Unvollkommene Stadtentwicklung: Die Mietpreisbremse quietscht
Seit knapp einem Jahr gilt in Hamburg die Mietpreisbremse. Laut einer neuen Untersuchung sind die Mieten trotzdem kräftig gestiegen
Die Mietpreisbremse scheint in Hamburg nicht zu greifen. Das legt der Blick auf eine Studie des Gymnasiums Ohmoor zum Wohnungsmarkt 2016 nahe. Demnach muss, wer eine Wohnung neu mieten möchte, im Durchschnitt 5,6 Prozent mehr bezahlen als noch vor einem Jahr. Die Inflationsrate lag im April bei minus 0,1 Prozent.
Seit 1986 werten die Schüler des Wahlkurses Geografie die Immobilienangebote im Hamburger Abendblatt und Mietwohnungsbörsen im Internet aus. Der größte Teil der Daten stammt mittlerweile von dem Portal „Immonet“. In diesen Anzeigen wird für eine Wohnung durchschnittlich ein Mietpreis von 12,45 Euro gefordert. Die Durchschnittsmiete laut Mietenspiegel liegt bei 8,02 Euro. Der rot-grüne Senat versucht, der Wohnungsknappheit durch ein Bündnis mit der Wohnungswirtschaft zu begegnen, mit dem Ziel, künftig 10.000 statt bisher 6.000 Wohnungen pro Jahr zu bauen.
Wie das Gymnasium mitteilte, verteuerten sich die Angebote im Umland mit 7,3 Prozent noch stärker als in der Stadt – allerdings auf einem weit niedrigeren Niveau. Auffällig ist, dass die Mieten in bisher günstigen Stadtteilen wie Bahrenfeld oder Harburg überdurchschnittlich anzogen. In manchen teuren Stadtteilen wie der Hafencity oder Blankene sanken oder stagnierten sie dagegen.
Aus Sicht des Mietervereins zu Hamburg zeigt die Auswertung, dass die Mietpreisbremse nicht so funktioniert, wie sie sollte. „Das Gesetz war gut gedacht, aber durch die Einwirkung der Wohnungswirtschaft ist daraus ein gerupftes Huhn geworden“, sagt dessen Vorsitzender Siegmund Chychla. Die Hauptursache dafür sei, dass sich Vermieter mit überhöhten Forderungen ungestraft über die Bremse hinwegsetzen könnten. Und wenn sich ein Mieter wehre, erhalte er das zu viel gezahlte Geld erst ab dem Zeitpunkt seines Widerspruchs zurück. Beides müsse sich ändern .
Die Mietpreisbremse kann für Gebiete mit einem angespannten Wohnungsmarkt verfügt werden.

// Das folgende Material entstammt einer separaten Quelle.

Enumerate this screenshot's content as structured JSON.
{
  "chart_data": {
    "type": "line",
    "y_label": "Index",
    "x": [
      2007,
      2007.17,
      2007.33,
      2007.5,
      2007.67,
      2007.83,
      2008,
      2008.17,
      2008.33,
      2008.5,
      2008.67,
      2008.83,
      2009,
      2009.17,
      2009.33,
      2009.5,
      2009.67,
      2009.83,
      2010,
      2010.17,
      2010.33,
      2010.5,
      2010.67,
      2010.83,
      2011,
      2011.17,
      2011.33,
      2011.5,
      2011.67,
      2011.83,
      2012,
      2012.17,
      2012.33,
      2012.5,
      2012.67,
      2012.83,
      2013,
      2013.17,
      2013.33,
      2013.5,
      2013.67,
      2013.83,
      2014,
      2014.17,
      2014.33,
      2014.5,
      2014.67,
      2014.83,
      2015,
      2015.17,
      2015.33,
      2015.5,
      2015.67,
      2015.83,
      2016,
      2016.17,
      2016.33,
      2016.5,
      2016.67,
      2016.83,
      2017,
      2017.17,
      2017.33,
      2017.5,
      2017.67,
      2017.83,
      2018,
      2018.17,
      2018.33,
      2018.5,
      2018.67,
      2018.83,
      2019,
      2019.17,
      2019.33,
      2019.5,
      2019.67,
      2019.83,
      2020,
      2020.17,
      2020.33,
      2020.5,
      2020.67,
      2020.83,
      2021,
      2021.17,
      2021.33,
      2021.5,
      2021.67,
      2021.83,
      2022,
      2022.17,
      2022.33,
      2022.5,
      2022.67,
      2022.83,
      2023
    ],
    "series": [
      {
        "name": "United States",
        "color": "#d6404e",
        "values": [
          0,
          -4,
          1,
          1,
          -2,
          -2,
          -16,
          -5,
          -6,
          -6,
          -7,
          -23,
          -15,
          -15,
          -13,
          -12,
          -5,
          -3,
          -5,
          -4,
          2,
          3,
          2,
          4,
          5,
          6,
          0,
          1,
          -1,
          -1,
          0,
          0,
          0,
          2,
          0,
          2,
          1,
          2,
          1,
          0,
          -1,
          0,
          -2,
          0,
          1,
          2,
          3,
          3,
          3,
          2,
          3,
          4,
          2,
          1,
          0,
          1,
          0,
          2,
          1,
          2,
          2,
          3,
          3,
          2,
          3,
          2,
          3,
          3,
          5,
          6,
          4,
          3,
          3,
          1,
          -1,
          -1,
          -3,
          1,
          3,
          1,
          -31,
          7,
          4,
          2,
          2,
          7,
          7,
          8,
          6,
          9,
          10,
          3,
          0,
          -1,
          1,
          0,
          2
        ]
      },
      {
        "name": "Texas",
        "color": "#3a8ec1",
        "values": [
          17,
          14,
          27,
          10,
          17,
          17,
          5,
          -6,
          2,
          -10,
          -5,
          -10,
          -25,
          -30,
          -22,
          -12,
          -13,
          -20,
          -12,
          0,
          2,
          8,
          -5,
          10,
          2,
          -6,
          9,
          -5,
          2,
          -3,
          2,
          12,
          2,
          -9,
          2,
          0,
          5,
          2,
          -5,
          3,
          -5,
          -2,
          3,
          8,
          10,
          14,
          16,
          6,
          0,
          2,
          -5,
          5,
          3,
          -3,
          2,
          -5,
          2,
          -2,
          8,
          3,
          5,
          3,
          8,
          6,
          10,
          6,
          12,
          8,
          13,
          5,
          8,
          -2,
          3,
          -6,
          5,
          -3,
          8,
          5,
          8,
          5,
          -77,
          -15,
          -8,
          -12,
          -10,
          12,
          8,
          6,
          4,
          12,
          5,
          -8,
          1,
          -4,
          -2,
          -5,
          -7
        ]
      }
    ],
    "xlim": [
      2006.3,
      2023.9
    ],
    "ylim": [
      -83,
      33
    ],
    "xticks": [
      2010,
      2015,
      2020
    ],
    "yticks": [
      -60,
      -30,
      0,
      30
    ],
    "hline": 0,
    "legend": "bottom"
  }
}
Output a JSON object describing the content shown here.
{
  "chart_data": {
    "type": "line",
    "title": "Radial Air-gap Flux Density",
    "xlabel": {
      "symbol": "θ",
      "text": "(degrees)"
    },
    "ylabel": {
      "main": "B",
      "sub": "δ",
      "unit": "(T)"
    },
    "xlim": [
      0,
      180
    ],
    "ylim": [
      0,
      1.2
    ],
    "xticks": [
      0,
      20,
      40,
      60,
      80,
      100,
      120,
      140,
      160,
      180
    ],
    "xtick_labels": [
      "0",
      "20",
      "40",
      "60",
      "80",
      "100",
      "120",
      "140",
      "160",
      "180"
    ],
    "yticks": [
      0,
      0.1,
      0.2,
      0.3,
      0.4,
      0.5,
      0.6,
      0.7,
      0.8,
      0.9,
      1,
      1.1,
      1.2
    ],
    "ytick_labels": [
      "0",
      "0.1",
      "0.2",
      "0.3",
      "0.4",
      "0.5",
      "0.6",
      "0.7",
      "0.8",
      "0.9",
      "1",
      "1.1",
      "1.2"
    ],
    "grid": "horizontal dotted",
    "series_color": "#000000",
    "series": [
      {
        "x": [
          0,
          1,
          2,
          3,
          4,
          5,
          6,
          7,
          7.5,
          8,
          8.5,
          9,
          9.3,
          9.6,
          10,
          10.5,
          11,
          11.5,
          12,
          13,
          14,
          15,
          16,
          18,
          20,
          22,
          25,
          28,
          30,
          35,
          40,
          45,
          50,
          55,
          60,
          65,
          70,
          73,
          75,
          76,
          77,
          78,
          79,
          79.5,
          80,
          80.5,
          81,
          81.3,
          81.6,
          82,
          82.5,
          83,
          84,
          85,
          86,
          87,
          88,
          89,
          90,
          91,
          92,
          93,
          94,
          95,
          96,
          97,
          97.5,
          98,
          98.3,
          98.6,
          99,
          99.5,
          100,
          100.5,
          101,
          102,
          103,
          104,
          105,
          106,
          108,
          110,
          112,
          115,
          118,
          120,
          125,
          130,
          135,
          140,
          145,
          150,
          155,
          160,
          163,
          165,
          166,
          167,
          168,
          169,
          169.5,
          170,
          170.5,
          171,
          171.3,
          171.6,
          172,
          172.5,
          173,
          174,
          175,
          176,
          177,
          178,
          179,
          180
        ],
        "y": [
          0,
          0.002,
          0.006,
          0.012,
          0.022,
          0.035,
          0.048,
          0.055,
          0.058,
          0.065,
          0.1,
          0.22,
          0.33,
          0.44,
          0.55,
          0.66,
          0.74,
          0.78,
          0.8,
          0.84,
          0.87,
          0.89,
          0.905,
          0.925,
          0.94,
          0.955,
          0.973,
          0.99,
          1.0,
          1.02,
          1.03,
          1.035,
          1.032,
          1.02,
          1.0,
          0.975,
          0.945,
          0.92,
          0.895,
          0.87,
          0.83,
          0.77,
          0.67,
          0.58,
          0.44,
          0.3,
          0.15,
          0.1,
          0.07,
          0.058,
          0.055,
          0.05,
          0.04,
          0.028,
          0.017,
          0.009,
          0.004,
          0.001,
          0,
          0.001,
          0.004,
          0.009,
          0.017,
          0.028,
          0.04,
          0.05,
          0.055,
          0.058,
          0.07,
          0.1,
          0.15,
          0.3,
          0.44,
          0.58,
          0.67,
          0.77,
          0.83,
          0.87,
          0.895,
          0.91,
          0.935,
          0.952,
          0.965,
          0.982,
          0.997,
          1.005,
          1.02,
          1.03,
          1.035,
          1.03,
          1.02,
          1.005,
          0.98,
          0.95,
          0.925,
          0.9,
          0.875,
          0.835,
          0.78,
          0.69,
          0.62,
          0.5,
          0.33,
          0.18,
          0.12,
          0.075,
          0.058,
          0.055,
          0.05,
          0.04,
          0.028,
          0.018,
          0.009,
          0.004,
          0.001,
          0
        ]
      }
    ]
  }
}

Seit dem 1. Juli 2015 gilt sie flächendeckend für ganz Hamburg, für fünf Jahre. Der Wunsch der Immobilienwirtschaft, einzelne Stadtteile davon auszunehmen, ist vorerst vom Tisch.
Bei einer Neuvermietung darf die Miete höchstens zehn Prozent über der ortsüblichen Vergleichsmiete liegen – es sei denn, die Wohnung wurde umfassend modernisiert oder war vorher schon teurer.
Eine Nachweispflicht für Letzteres gibt es bisher nicht.
Heinrich Stüven vom Grundeigentümerverband bewertet die Zahlen der Gymnasiasten als nicht repräsentativ. „Der größte Teil der Wohnungen geht unter der Hand weg“, sagt er. Außerdem würden über die Anzeigen nur Angebote erfasst. Zu welchen Preisen die Mietverträge abgeschlossen würden, stehe auf einem anderen Blatt. Repräsentativer sei da schon der Mietenspiegel, mit dem das Preisniveau offiziell ermittelt wird.
Demnach stiegen die Mieten im frei finanzierten Bestand von 2013 bis 2015 um 6,1 Prozent, wobei auch Neuvermietungen einflossen. Matthias Klupp vom Beratungsunternehmen Analyse & Konzepte gibt Stüven recht: Es würden bei Weitem nicht alle Wohnungen annonciert und „tendenziell die teuren“. Sein Institut stellte fest, dass die Mieten im vierten Quartal deutlich anstiegen. „Diese Entwicklung steht in einem Zusammenhang mit dem neuen Mietenspiegel“, der im November 2015 veröffentlicht wurde, stellt Analyse & Konzepte fest.